Critical Vulnerability in sudo Under Active Exploitation

Critical Vulnerability in sudo Under Active Exploitation

The U.S. Cybersecurity and Infrastructure Security Agency (CISA) have issued a warning that hackers are actively exploiting a critical vulnerability (CVE-2025-32463) in the sudo utility, which allows commands to be executed with root-level privileges on Linux systems.

The flaw was first identified by researchers at Stratascale in the summer of 2025. CVE-2025-32463, which received a 9.3 score on the CVSS scale, affects sudo versions prior to 1.9.17p1. The vulnerability arises because the /etc/nsswitch.conf file from a user-controlled directory is used with the -R (chroot) option, enabling local users to escalate privileges.

“The sudo configuration is vulnerable by default,” the researchers explained. “Although the problem is related to the chroot function in sudo, exploiting it does not require any user-specific rules to be defined in sudoers. As a result, any local unprivileged user can escalate their privileges to root.”

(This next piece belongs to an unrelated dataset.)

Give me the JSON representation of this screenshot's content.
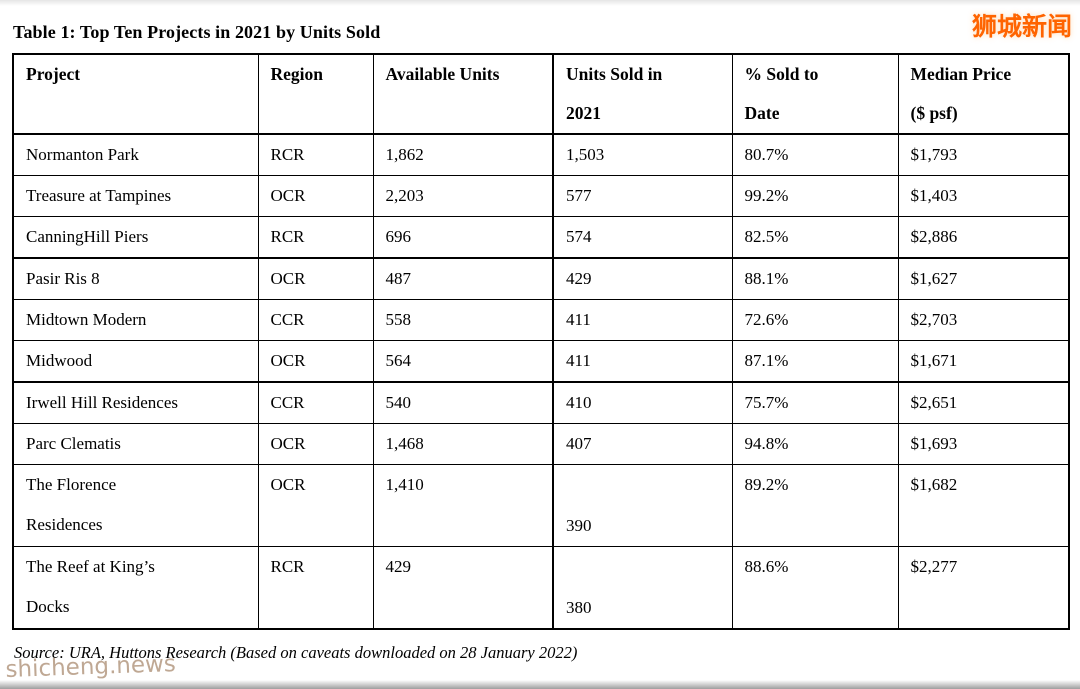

In practical terms, an attacker can create a configuration file (/etc/nsswitch.conf) inside a user-specified root directory and trick sudo into loading an arbitrary shared library. This can lead to the execution of malicious commands with elevated privileges.

Sudo maintainer Todd C. Miller has stated that the chroot option will be completely removed in future releases, adding that user-specified root directory support is generally “prone to errors.”

Stratascale specialists published a proof-of-concept (PoC) exploit for CVE-2025-32463 in July. Since then, other exploits—likely derived from the technical report—have circulated publicly.

Now, CISA warns that the vulnerability is being used in real-world attacks. However, the agency has not disclosed specific incidents or explained how attackers are exploiting the flaw.